Zetafunction may have confused Legendre's Conjecture, which states there is a prime number between n^2 and (n+1)^2. This remains unproven as of 2009.

They are conjectured tighter bounds, but this indicates just how little is know of this problem. http://en.wikipedia.org/wiki/Legendre's_conjecture

Last edited: May 11, 2009
5. May 12, 2009

### chhitiz

can't Legendre's Conjecture be proven using bertrand's postulate?

6. May 12, 2009

### CRGreathouse

Bertrand's postulate can be used to show that there is a prime between p^2 and 2p^2. But (p+1)^2 = p^2 + 2p + 1 is smaller than 2p^2 (for p prime).

7. May 13, 2009

### chhitiz

bertrand's postulate can show that there is a prime between (p+1)2/2 and (p+1)2. p2 is greater than (p+1)2/2 after 2.

8. May 14, 2009

### chhitiz

well, somebody please tell me if i was correct. can bertrand's postulate be used to prove legendre's conjecture?

9. May 14, 2009

### CRGreathouse

No. Bertrand's postulate isn't nearly strong enough. Even the Riemann hypothesis is too weak!

10. Jun 9, 2009

### camilus

What CR said is correct. How do I know? Trust me I've tried it.

Although saying the RH is too weak is a bold statement. I think with the RH proved, Legendre's wont put up much of a fight.

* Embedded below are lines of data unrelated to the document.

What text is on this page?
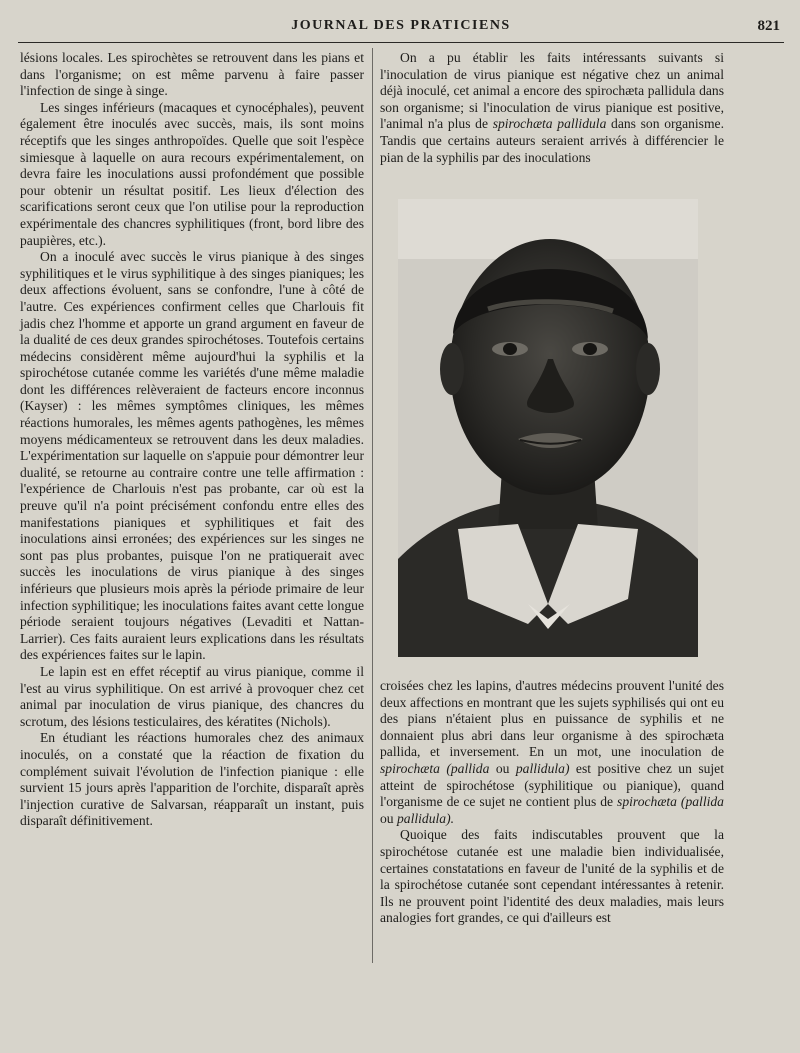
JOURNAL DES PRATICIENS	821

lésions locales. Les spirochètes se retrouvent dans les pians et dans l'organisme; on est même parvenu à faire passer l'infection de singe à singe.

Les singes inférieurs (macaques et cynocéphales), peuvent également être inoculés avec succès, mais, ils sont moins réceptifs que les singes anthropoïdes. Quelle que soit l'espèce simiesque à laquelle on aura recours expérimentalement, on devra faire les inoculations aussi profondément que possible pour obtenir un résultat positif. Les lieux d'élection des scarifications seront ceux que l'on utilise pour la reproduction expérimentale des chancres syphilitiques (front, bord libre des paupières, etc.).

On a inoculé avec succès le virus pianique à des singes syphilitiques et le virus syphilitique à des singes pianiques; les deux affections évoluent, sans se confondre, l'une à côté de l'autre. Ces expériences confirment celles que Charlouis fit jadis chez l'homme et apporte un grand argument en faveur de la dualité de ces deux grandes spirochétoses. Toutefois certains médecins considèrent même aujourd'hui la syphilis et la spirochétose cutanée comme les variétés d'une même maladie dont les différences relèveraient de facteurs encore inconnus (Kayser) : les mêmes symptômes cliniques, les mêmes réactions humorales, les mêmes agents pathogènes, les mêmes moyens médicamenteux se retrouvent dans les deux maladies. L'expérimentation sur laquelle on s'appuie pour démontrer leur dualité, se retourne au contraire contre une telle affirmation : l'expérience de Charlouis n'est pas probante, car où est la preuve qu'il n'a point précisément confondu entre elles des manifestations pianiques et syphilitiques et fait des inoculations ainsi erronées; des expériences sur les singes ne sont pas plus probantes, puisque l'on ne pratiquerait avec succès les inoculations de virus pianique à des singes inférieurs que plusieurs mois après la période primaire de leur infection syphilitique; les inoculations faites avant cette longue période seraient toujours négatives (Levaditi et Nattan-Larrier). Ces faits auraient leurs explications dans les résultats des expériences faites sur le lapin.

Le lapin est en effet réceptif au virus pianique, comme il l'est au virus syphilitique. On est arrivé à provoquer chez cet animal par inoculation de virus pianique, des chancres du scrotum, des lésions testiculaires, des kératites (Nichols).

En étudiant les réactions humorales chez des animaux inoculés, on a constaté que la réaction de fixation du complément suivait l'évolution de l'infection pianique : elle survient 15 jours après l'apparition de l'orchite, disparaît après l'injection curative de Salvarsan, réapparaît un instant, puis disparaît définitivement.

On a pu établir les faits intéressants suivants si l'inoculation de virus pianique est négative chez un animal déjà inoculé, cet animal a encore des spirochæta pallidula dans son organisme; si l'inoculation de virus pianique est positive, l'animal n'a plus de spirochæta pallidula dans son organisme. Tandis que certains auteurs seraient arrivés à différencier le pian de la syphilis par des inoculations

croisées chez les lapins, d'autres médecins prouvent l'unité des deux affections en montrant que les sujets syphilisés qui ont eu des pians n'étaient plus en puissance de syphilis et ne donnaient plus abri dans leur organisme à des spirochæta pallida, et inversement. En un mot, une inoculation de spirochæta (pallida ou pallidula) est positive chez un sujet atteint de spirochétose (syphilitique ou pianique), quand l'organisme de ce sujet ne contient plus de spirochæta (pallida ou pallidula).

Quoique des faits indiscutables prouvent que la spirochétose cutanée est une maladie bien individualisée, certaines constatations en faveur de l'unité de la syphilis et de la spirochétose cutanée sont cependant intéressantes à retenir. Ils ne prouvent point l'identité des deux maladies, mais leurs analogies fort grandes, ce qui d'ailleurs est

The thing about conjectures such as Legendre's is that they are similar to FLT, nearly an unlimited amount of conjectures similar to it can be made: Just from Legendre's conjecture I can make a bunch of other conjectures similar to it without any proofs (as of yet, especially without the RH).

11. Jun 9, 2009

### CRGreathouse

I challenge you to write a proof of Legendre's conjecture conditional on the RH.

12. Jun 11, 2009

### camilus

I dont even think its necessary, but how would you say the prime counting function grows, linear, logarithmic, exponential..?